JESUCRISTO EL SALVADOR

Pero… Creo que esa es la palabra más poderosa que una persona puede decir. Es pequeña pero tiene el
poder de borrar todo lo que se dijo antes de ella. Después de escuchar malas noticias como las del
capítulo anterior, esta palabra tiene la habilidad de cambiar todas las cosas.
• El avión cayó. Pero nadie salió herido.
• Tiene cáncer. Pero es fácil de tratar.
• Su hijo estuvo en un accidente automovilístico. Pero está fuera de peligro.

Tristemente, algunas veces la palabra pero no aparece. Algunas veces la oración se detiene, y nos
quedamos sólo con malas noticias. Pero esos momentos solo hacen que se intensifiquen aquellos en los
que la palabra pero sí aparece.
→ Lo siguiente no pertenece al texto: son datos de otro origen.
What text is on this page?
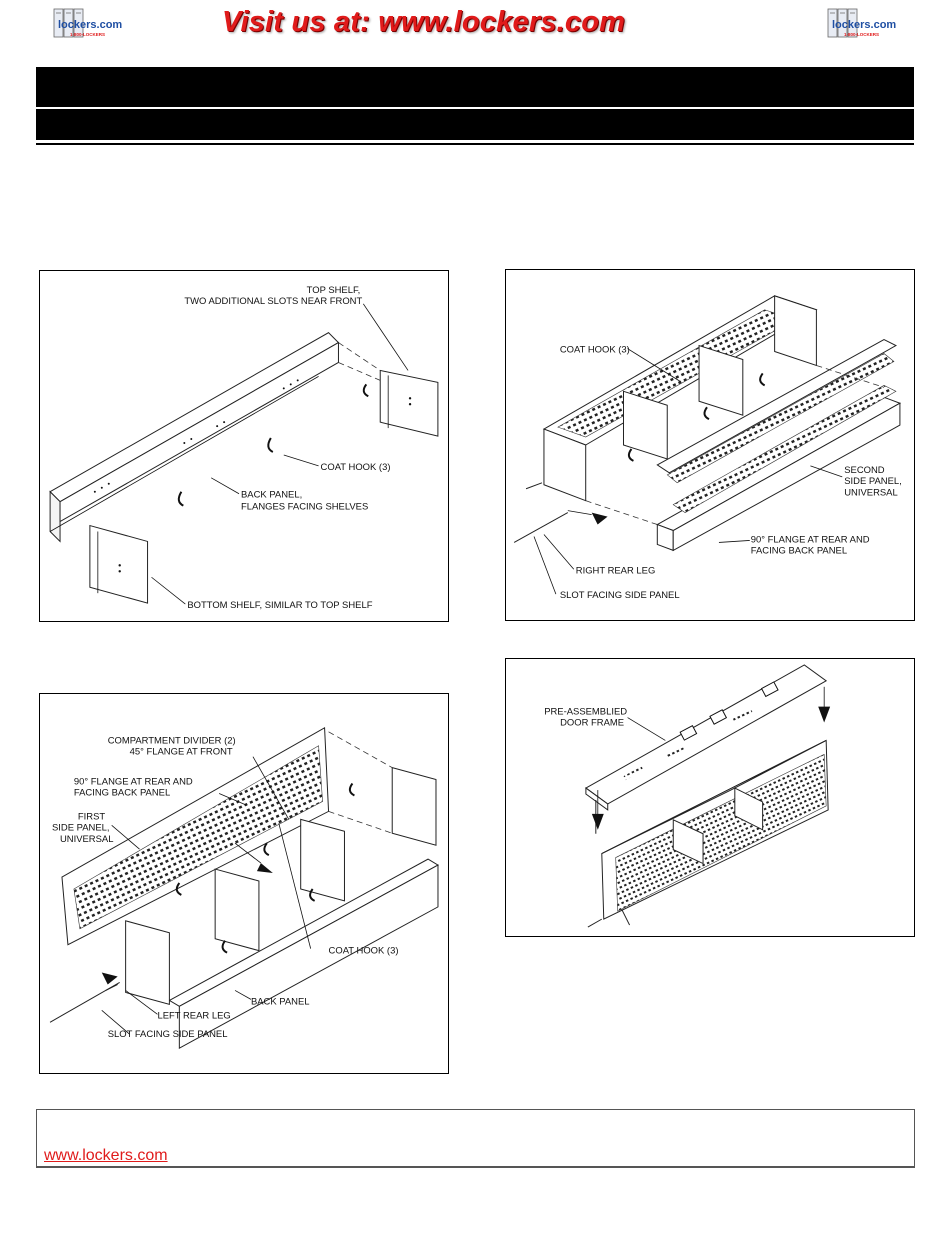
lockers.com
1-800-LOCKERS	Visit us at: www.lockers.com	lockers.com
1-800-LOCKERS
TOP SHELF,
TWO ADDITIONAL SLOTS NEAR FRONT
COAT HOOK (3)
BACK PANEL,
FLANGES FACING SHELVES
BOTTOM SHELF, SIMILAR TO TOP SHELF
COAT HOOK (3)
SECOND
SIDE PANEL,
UNIVERSAL
90° FLANGE AT REAR AND
FACING BACK PANEL
RIGHT REAR LEG
SLOT FACING SIDE PANEL
COMPARTMENT DIVIDER (2)
45° FLANGE AT FRONT
90° FLANGE AT REAR AND
FACING BACK PANEL
FIRST
SIDE PANEL,
UNIVERSAL
COAT HOOK (3)
BACK PANEL
LEFT REAR LEG
SLOT FACING SIDE PANEL
PRE-ASSEMBLIED
DOOR FRAME
www.lockers.com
Y son gloriosos.

Gracias a Dios las malas noticias del pecado del hombre y el juicio de Dios no son el final de la historia. Si la
Biblia hubiera terminado con la declaración de Pablo de que el mundo entero estará en silencio delante del
trono de Dios, no habría esperanza alguna para nosotros. Sólo habría desesperación. Pero (¡otra vez esta
maravillosa palabra!) gracias a Dios la historia continúa. Usted es un pecador destinado a ser condenado.
Pero… ¡Dios ha actuado para salvar pecadores igual que usted!

UNA PALABRA DE ESPERANZA


Marcos comienza su relato de la vida de Jesús con las palabras “Principio del evangelio de Jesucristo, Hijo
de Dios”. Desde el principio, Marcos y otros cristianos primitivos sabían que la venida de Jesucristo era una
buena noticia de parte de Dios para un mundo destruido y muerto a los pies del pecado. Ante el dominio del
pecado, la venida de Jesucristo fue el anuncio relampagueante de que ahora todo había cambiado.

Aún en el jardín del Edén, Dios les había dado una palabra de esperanza a Adán y Eva–algunas buenas
noticias en medio de su desesperación. No era mucho, era solamente una pista, una frase al final de la
sentencia de Dios contra la serpiente (Gn 3:15) Pero sí significaba algo. A pesar de su rebeldía, Dios quería
que Adán y Eva supieran que la historia no había llegado a su fin. Aquí tenemos parte del evangelio,
buenas noticias en medio de este cataclismo.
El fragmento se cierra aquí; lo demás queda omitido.